Chatterjee says negotiating with bankers is a little like playing poker or a mind game.
If there was a turning point in Koushik Chatterjee’s life, it was the night when as a teenager in Calcutta he stayed up all night making petrol bombs with raw rubber and pins. It was December 1992, and the city had turned violent following the demolition of Babri Masjid. The local dadas roped in Chatterjee and his hostel mates to make bombs. The unrest died down but Chatterjee, who was studying for his CA finals, decided he must get out of city.
Luckily, he got a break as an intern with CA firm Billimoria in Jamshedpur. His experiences in Calcutta had no doubt rattled Chatterjee but they also left him bolder. Indeed life in the big city and his seven years at the hostel — which housed not just students but people from all walks of life including drug addicts — had been a dramatic change for the quiet, introverted boy from the small township of Burnpur, Asansol. But they taught him how to deal with people, and most importantly, how to say no.
Those lessons came in handy during his 15 years as chief financial officer (CFO) of Tata Steel, a position he assumed at 36. It was baptism by fire because in less than two years — January 2006 — Tata Steel had bought Corus in a whopping $12-billion deal. Rustling up $6 billion of debt to fund the transaction was not too hard, though refinancing an LBO — a leveraged buyout — with a corporate funding mechanism was not market practice in those days, especially in Europe.
The subsequent collapse in the steel cycle dented Corus’ bottomline, leaving Chatterjee and his team to manage the large debt which they did by continuously refinancing the loans. In December 2009, Corus announced the partial closure of its Teeside plant as it reported steep losses. Indeed, some $60 billion has been invested over a 12-year period — a mix of loans, equity, hybrids, bonds, CARS — and for much of this time the underlying business was fragile.
To be sure the Tata name carries a lot of weight but Chatterjee and his team nonetheless worked hard to ensure no covenants were breached. At one point, in 2015-16, among the worst years for steel globally, Tata Steel’s debt to Ebidta was nudging 10 times, partly because was spending on projects in India. Among the biggest challenges for the team was negotiating with the UK government and unions on pensions for workers.
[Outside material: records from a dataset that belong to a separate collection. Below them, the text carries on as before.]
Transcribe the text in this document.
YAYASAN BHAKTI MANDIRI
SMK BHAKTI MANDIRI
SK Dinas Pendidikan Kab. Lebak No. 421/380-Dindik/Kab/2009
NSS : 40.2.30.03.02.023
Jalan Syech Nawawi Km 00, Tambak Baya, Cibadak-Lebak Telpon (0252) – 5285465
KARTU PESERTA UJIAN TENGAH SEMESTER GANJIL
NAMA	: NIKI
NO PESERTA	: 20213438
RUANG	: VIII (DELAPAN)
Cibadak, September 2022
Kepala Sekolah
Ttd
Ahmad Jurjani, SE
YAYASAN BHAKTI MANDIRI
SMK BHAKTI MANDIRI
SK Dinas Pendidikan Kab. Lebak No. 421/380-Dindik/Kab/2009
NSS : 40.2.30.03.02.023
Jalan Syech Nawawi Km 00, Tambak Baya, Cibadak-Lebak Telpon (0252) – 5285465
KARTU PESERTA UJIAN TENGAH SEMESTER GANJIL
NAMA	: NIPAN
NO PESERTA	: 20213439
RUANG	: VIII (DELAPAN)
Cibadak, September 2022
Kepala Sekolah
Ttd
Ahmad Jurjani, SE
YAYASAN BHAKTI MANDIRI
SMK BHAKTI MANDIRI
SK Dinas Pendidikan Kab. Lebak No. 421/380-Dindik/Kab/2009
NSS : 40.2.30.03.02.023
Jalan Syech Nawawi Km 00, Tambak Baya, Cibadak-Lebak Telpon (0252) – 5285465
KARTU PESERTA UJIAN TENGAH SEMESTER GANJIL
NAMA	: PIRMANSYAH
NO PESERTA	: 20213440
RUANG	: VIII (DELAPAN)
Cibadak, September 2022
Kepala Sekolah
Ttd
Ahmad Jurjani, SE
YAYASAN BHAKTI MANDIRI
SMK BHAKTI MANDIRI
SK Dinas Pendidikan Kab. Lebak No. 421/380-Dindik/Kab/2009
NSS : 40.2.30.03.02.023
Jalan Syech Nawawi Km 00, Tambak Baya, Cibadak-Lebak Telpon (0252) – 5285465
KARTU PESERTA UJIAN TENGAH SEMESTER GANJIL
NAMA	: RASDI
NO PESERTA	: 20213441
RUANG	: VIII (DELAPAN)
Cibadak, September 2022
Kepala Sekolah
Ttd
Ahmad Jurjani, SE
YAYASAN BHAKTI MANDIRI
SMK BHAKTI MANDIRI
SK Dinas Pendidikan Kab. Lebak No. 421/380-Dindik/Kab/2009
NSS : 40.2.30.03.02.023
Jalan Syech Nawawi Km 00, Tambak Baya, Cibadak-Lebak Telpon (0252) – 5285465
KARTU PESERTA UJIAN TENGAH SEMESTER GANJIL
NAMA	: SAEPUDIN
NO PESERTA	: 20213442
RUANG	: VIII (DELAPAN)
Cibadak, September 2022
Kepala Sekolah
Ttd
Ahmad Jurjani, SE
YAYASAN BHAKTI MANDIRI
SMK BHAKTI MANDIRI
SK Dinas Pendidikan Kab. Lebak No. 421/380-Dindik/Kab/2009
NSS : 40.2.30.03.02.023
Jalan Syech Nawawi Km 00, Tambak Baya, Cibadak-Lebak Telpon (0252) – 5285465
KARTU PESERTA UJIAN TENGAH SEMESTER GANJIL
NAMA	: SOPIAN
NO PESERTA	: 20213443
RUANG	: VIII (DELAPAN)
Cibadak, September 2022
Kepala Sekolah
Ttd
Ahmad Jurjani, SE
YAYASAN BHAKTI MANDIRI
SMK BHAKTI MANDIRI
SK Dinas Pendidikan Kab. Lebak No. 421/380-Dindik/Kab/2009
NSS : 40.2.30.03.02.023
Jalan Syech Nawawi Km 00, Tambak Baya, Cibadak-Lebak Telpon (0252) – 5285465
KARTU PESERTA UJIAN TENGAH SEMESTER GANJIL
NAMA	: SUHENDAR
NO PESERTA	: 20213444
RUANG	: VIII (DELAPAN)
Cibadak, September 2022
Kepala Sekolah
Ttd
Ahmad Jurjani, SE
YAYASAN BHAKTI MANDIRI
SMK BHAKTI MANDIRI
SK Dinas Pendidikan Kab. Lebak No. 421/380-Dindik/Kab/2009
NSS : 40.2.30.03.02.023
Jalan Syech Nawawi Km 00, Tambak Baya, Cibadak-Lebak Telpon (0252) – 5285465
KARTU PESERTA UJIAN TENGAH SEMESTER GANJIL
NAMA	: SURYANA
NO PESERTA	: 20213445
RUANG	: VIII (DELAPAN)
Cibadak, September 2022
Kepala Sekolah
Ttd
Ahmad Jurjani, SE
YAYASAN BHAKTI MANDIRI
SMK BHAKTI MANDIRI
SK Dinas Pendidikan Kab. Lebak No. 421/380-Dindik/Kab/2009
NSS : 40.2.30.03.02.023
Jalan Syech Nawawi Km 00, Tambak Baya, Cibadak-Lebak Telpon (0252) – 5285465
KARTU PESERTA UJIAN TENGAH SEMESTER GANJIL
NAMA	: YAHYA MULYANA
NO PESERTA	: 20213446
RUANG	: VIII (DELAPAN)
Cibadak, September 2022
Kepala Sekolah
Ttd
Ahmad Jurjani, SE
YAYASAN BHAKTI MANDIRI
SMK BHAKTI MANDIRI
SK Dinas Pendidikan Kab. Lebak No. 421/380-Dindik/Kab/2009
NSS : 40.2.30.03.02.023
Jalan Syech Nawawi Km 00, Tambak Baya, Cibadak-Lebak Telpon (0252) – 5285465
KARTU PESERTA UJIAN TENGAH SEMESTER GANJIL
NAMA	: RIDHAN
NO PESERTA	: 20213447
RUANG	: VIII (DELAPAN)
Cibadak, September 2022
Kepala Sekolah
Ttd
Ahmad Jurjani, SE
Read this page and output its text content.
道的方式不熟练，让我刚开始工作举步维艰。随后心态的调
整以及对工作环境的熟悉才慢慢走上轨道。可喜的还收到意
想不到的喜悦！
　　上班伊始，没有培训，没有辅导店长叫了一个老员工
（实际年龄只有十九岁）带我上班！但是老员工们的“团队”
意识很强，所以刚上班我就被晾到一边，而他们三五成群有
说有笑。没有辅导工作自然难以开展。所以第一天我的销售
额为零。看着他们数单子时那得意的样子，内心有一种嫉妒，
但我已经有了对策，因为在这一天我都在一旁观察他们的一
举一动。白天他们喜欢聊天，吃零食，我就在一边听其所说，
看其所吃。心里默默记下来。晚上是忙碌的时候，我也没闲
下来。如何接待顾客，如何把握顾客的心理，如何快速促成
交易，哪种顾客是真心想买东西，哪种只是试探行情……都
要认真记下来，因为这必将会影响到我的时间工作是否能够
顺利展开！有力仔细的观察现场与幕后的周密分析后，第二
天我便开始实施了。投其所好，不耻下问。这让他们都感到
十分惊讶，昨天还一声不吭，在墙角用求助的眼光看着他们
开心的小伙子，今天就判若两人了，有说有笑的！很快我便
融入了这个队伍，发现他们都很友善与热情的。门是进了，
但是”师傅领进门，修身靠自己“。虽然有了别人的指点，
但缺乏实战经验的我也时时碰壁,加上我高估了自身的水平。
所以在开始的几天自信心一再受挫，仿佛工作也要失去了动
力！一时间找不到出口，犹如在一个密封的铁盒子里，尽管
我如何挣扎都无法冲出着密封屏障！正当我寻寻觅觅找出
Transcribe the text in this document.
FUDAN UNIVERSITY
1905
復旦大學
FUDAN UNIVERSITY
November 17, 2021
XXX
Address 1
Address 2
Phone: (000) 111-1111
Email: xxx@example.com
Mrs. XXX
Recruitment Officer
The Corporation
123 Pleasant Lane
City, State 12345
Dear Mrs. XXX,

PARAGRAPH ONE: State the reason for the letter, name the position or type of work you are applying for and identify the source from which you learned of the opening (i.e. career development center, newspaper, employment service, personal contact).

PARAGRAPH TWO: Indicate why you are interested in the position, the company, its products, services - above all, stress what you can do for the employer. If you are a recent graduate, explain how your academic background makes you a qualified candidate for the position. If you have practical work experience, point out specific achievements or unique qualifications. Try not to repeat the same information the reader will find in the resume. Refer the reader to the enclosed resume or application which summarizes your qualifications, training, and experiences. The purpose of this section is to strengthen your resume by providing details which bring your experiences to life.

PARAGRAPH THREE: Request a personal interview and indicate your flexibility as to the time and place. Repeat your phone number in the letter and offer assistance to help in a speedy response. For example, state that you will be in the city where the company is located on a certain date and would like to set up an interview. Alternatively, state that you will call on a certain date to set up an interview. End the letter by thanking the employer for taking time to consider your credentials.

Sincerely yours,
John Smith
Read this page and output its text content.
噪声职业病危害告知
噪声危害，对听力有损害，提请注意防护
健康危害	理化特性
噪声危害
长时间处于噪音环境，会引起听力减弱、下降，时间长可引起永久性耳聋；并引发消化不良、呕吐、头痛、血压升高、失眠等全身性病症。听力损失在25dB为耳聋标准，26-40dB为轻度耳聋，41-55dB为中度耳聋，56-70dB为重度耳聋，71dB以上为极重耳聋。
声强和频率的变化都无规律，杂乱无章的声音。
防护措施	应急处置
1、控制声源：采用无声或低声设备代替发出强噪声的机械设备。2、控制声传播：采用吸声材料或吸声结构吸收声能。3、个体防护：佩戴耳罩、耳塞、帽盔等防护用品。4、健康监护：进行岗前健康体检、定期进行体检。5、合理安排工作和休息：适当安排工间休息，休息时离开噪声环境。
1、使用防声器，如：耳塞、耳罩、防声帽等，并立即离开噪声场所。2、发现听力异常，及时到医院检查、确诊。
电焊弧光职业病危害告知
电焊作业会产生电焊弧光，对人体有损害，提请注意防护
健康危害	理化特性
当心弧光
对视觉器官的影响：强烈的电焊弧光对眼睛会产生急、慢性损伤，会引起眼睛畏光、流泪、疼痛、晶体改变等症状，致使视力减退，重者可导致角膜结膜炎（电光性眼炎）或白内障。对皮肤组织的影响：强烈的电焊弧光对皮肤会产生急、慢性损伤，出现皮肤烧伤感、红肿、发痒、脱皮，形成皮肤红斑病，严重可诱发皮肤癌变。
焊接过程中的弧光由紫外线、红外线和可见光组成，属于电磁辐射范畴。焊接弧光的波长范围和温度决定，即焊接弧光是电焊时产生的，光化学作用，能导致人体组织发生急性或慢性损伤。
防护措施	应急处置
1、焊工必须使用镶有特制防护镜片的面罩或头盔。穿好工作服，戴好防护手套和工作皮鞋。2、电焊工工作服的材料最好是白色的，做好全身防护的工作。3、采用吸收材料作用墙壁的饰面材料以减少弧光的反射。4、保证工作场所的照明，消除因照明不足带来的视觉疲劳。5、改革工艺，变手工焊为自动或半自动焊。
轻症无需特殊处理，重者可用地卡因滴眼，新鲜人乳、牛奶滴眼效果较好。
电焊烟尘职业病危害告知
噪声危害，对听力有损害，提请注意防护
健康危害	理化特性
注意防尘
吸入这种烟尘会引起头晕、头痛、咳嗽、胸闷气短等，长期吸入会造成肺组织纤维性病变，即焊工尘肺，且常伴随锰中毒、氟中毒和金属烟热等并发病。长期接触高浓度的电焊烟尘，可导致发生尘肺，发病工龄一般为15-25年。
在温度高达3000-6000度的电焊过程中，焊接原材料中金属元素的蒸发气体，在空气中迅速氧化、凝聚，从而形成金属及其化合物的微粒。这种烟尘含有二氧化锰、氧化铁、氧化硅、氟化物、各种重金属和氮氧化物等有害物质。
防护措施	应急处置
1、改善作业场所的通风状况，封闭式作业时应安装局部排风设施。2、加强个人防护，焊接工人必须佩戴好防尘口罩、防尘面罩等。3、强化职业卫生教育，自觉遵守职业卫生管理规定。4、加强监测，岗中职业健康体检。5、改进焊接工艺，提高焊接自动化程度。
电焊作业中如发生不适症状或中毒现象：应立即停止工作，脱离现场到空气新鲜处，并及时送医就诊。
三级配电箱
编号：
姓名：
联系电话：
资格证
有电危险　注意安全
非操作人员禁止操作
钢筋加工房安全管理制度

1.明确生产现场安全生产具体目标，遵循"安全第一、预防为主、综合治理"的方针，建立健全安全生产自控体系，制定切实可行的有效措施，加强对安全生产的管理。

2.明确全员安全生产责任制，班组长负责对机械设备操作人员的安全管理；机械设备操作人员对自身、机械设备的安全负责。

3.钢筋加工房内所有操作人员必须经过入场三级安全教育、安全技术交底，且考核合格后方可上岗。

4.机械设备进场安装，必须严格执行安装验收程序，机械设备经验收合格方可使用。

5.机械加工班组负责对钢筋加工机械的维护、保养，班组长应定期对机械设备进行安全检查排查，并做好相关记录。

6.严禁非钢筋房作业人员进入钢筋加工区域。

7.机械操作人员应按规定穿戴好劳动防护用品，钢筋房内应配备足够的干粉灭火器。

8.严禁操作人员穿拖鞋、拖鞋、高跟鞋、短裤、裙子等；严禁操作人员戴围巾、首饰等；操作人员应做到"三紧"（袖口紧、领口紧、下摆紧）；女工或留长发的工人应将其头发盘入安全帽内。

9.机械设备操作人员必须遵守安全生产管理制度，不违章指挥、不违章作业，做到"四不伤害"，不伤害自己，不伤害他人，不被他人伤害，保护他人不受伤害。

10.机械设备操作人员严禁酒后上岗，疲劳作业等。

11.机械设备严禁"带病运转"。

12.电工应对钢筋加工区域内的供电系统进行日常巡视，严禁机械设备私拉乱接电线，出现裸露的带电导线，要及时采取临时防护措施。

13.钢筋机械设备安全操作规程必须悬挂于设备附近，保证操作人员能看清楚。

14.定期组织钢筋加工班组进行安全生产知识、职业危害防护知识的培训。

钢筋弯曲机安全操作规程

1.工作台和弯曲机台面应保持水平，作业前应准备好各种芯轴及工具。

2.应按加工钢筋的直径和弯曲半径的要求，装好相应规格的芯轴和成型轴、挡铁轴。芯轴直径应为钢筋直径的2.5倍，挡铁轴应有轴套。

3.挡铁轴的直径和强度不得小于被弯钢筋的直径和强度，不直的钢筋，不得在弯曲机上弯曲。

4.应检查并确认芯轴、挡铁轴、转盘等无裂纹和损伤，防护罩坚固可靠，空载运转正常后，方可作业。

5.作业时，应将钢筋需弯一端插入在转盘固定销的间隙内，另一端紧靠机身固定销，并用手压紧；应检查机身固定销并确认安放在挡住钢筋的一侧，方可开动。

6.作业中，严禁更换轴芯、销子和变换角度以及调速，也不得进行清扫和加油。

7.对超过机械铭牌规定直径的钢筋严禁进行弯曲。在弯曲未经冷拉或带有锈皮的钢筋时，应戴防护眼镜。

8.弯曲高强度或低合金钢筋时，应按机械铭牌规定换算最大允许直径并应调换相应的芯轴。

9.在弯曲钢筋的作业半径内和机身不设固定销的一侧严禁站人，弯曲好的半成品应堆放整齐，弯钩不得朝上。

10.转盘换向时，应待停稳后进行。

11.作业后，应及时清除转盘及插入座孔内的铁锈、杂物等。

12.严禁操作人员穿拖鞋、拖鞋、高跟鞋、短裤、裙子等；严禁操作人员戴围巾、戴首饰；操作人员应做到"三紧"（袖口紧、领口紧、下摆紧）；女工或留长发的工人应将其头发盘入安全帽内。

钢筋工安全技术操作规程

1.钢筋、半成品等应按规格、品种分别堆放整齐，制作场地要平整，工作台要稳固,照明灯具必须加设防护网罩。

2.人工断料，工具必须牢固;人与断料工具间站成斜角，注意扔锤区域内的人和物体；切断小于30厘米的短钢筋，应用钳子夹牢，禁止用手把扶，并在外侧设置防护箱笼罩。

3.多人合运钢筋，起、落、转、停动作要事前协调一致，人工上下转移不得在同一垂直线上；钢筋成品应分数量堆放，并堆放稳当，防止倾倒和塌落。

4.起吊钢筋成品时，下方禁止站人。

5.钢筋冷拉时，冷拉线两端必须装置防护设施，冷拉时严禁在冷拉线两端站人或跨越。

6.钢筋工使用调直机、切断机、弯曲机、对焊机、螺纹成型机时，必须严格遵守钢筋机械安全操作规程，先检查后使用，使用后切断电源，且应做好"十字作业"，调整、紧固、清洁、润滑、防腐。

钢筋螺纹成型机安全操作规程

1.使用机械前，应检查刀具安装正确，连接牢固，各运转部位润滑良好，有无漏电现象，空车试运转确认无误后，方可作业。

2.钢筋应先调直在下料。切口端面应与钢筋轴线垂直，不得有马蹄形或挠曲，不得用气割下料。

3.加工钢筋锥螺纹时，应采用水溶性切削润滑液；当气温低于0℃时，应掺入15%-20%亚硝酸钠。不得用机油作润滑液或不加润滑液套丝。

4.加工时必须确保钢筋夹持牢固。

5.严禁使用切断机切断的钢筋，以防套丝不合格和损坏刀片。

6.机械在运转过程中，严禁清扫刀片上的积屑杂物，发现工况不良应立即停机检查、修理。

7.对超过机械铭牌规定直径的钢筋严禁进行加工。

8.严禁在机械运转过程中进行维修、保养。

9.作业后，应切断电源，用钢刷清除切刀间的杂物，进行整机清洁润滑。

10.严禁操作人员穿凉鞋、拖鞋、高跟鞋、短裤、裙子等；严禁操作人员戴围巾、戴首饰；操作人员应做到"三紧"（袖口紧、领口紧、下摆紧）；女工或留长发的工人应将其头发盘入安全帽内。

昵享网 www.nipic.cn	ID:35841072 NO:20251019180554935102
Chatterjee says negotiating with bankers is a little like playing poker or a mind game. You need to be able read the opponent’s mind to gauge how good a hand he has and also know when to walk away. Also, it’s important to keep looking ahead and building — both blue sky and dark sky scenarios. Most of all, it’s critical to stay calm.
Above all, he stresses the importance of an in-house team — ‘you can’t win a war with hired soldiers’.
Chatterjee wishes he had learnt to play the sitar from his mother but since he didn’t, he now tunes in to Hindustani classic instrumental music. Ironically, Chatterjee didn’t really want to go back to Tata Steel from Tata Sons where he had spent some fascinating five years working on the TCS IPO, the JV with AIG, Tata Sky, restructuring the Tata Group and other projects. No two days were ever the same, he says, and working with Ishaat Hussain was wonderful because it was a ‘free space where which one was allowed to learn fail and re-learn’.
But in 2003, B Muthuraman wanted him back and Chatterjee became the CFO at the group’s flagship firm. It was indeed a remarkable co-incidence that his father had spent a lifetime in IISCO and that he himself had grown up amidst blast furnaces. What Chatterjee misses most these days is sports; as a young boy he played virtually every game — from football and cricket to badminton and table tennis. These days all he has time for is some swimming. But that, he says somewhat wistfully, isn’t good enough because he’s very partial to food and his wife is a very good cook.
He’s also hoping to be able to pursue his other passion: teaching. During his first stint at Tata Steel between 1995 and1999, having failed to become a member of any of the clubs in Jamshedpur, he landed up at XLRI and found himself a part-time teaching job. He might soon be back there.